THERE’S a motto inscribed on the walls of Battersea Arts Centre (BAC) in London. “Non mihi, non tibi, sed nobis,” it proclaims. “Not for me, not for you, but for us.” In many arty circles, that would be mere highfalutin' talk but in this grand old building on Lavender Hill it’s more akin to a war cry.

On Friday March 13 2015, theatre company Gecko were performing the play Missing when fire broke out. No-one was injured, but props and costumes went up in flames as actors, audience and staff fled. Firefighters overcame the blaze and dust settled on a pitiful scene — the Grand Hall had been totally destroyed, but the front of the grade-II listed building and its priceless glass dome had been saved.

Now, with a full programme inevitably termed Phoenix, it’s not only the Grand Hall that welcomes the public back. The entire building is open for the first time in 12 years.

It was writer and supporter Stella Duffy who, only an hour after the fire, created the hashtag #BACPhoenix, which went viral on social media. A day later, staff and volunteers opened the front doors, with friends, locals and supporters cheering. A month later, some 2,300 people attended a fundraiser at the Southbank Centre.

As David Jubb, Battersea's artistic director and CEO, says: “After 42 months, 10,000 reclaimed bricks and masses of help from 6,000 friends and supporters, we’re now completely open.”
Leading tours of the building last week with architect Steve Tompkins, Jubb is buzzing with a mix of excitement and relief.

He vividly recalls a very different tour, picking his way round the still smoking ruins. Showing off the Grand Hall bar, with its installation of items reclaimed from the fire, he remembers: “There was a really huge lump of wood – completely turned to charcoal and, nearby, a drink — maybe a gin and tonic — just left on a table.”

Some of the walls which survived the blaze have been left in all their scorched glory. The team didn’t want to plaster over history. A catastrophe happened to this building and it’s not to be forgotten.

The Grand Hall has a new lattice ceiling, based on the original 19th century design but with some 21st century technical wizardry concealed in the roof. There are now 35 performance spaces, including a new open-air Courtyard Theatre — “previously full of dead pigeons” — says Tompkins and The Bees Knees, a creative play space for young families. And there's even the start of micro-allotments for neighbours and community groups, with apple trees in pots already growing on the roof.

The building looks set to be as busy and noisy, as it was originally. Built in 1893, it was Battersea Town Hall. Many of the 70 rooms, including the council chamber, were home to radical politics. Suffragettes held rallies and the Communist Party of Great Britain was based there in the 1930s.

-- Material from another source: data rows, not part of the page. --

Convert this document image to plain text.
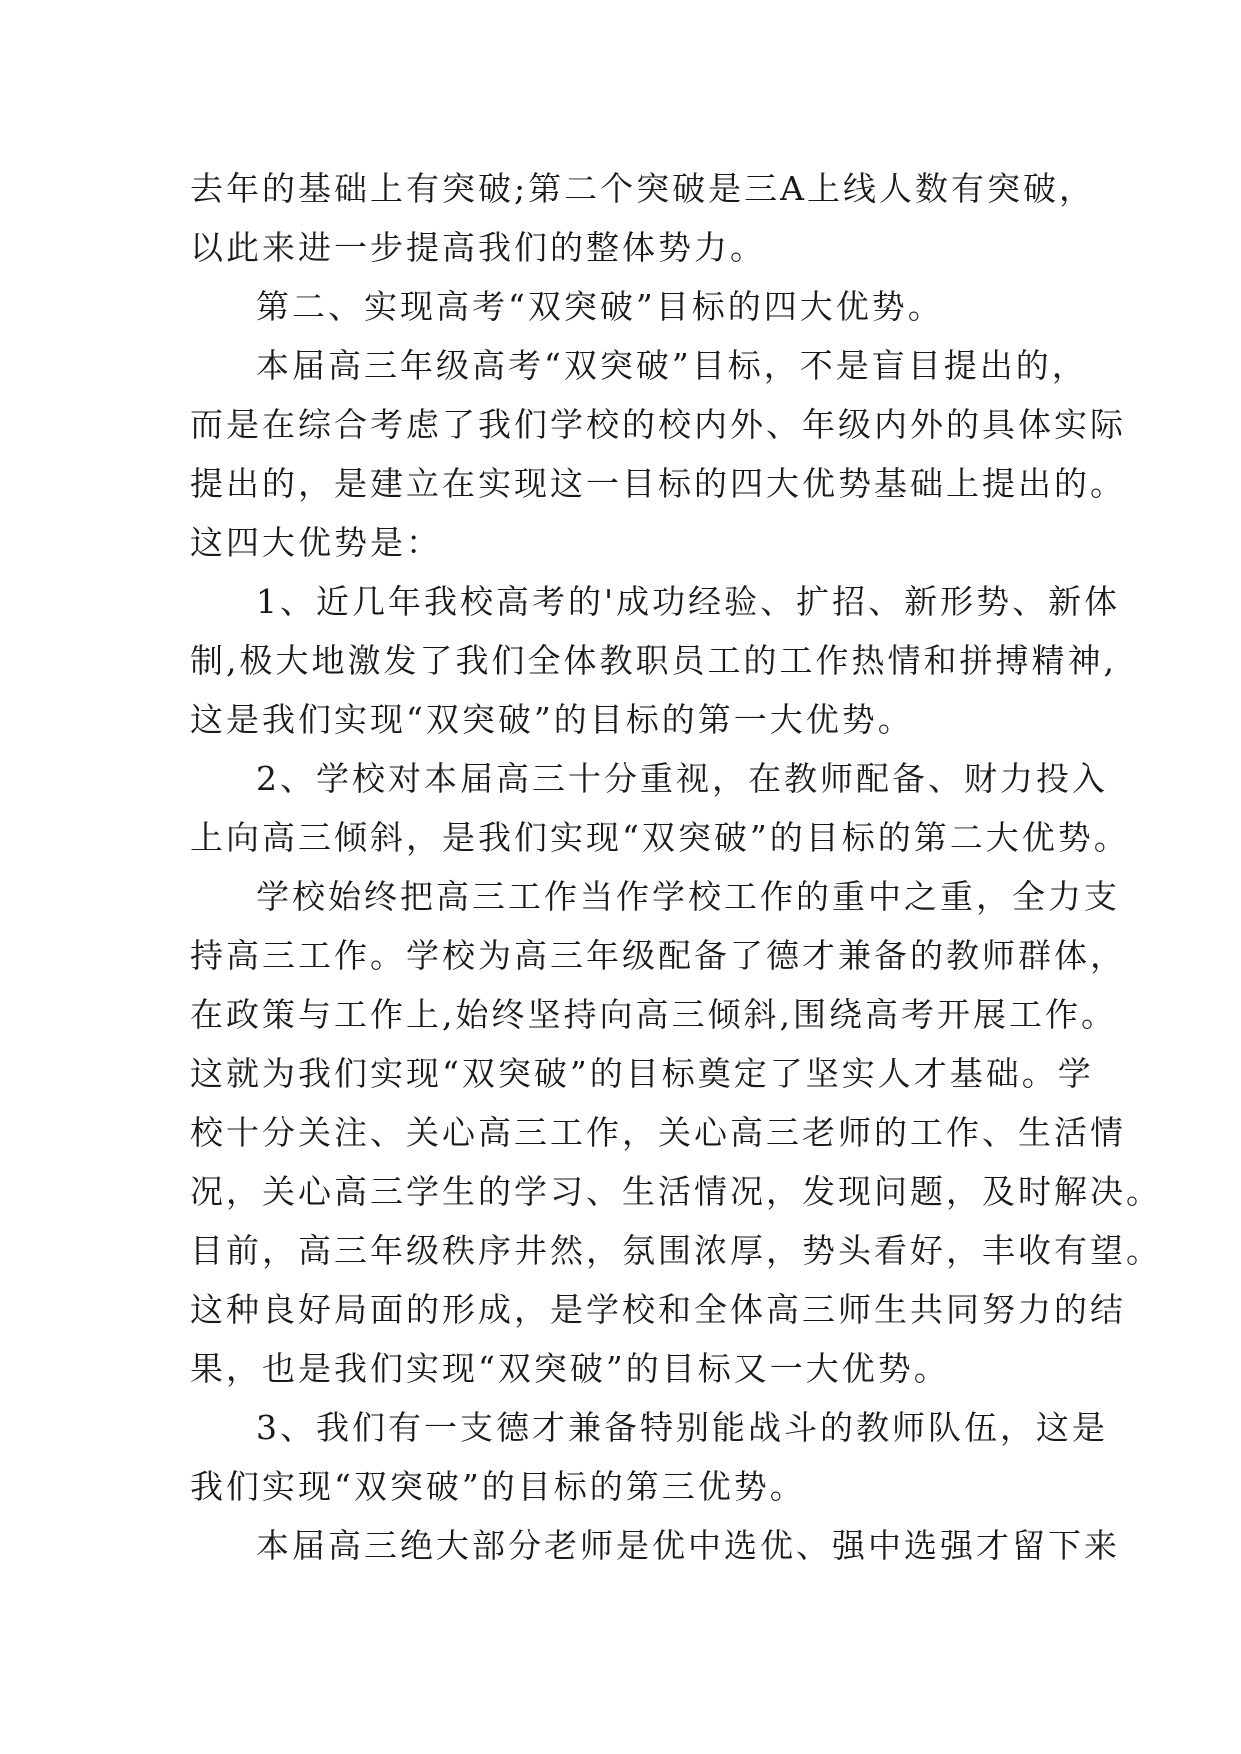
去年的基础上有突破;第二个突破是三A上线人数有突破，
以此来进一步提高我们的整体势力。
第二、实现高考“双突破”目标的四大优势。
本届高三年级高考“双突破”目标，不是盲目提出的，
而是在综合考虑了我们学校的校内外、年级内外的具体实际
提出的，是建立在实现这一目标的四大优势基础上提出的。
这四大优势是：
1、近几年我校高考的'成功经验、扩招、新形势、新体
制,极大地激发了我们全体教职员工的工作热情和拼搏精神,
这是我们实现“双突破”的目标的第一大优势。
2、学校对本届高三十分重视，在教师配备、财力投入
上向高三倾斜，是我们实现“双突破”的目标的第二大优势。
学校始终把高三工作当作学校工作的重中之重，全力支
持高三工作。学校为高三年级配备了德才兼备的教师群体，
在政策与工作上,始终坚持向高三倾斜,围绕高考开展工作。
这就为我们实现“双突破”的目标奠定了坚实人才基础。学
校十分关注、关心高三工作，关心高三老师的工作、生活情
况，关心高三学生的学习、生活情况，发现问题，及时解决。
目前，高三年级秩序井然，氛围浓厚，势头看好，丰收有望。
这种良好局面的形成，是学校和全体高三师生共同努力的结
果，也是我们实现“双突破”的目标又一大优势。
3、我们有一支德才兼备特别能战斗的教师队伍，这是
我们实现“双突破”的目标的第三优势。
本届高三绝大部分老师是优中选优、强中选强才留下来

That “non mihi” motto was in use, at least unofficially, for decades and it's on the coat of arms granted in 1955. A decade later, the building came close to demolition, when the borough of Battersea was absorbed into Wandsworth. Local campaigning saved it and kick-started it as a community arts centre in 1970.

True to the motto, the current Phoenix season has 2,000 tickets for £1 for people on low incomes, via the centre’s Local Roots programme with Wandsworth and Lambeth voluntary groups.

Actor Toby Jones, also a BAC patron, says: “Battersea Arts Centre has not just been restored, it has been revolutionised. To alchemise beauty from rubble and grace from catastrophe is entirely consistent with the dynamic artistic and political history of this building.”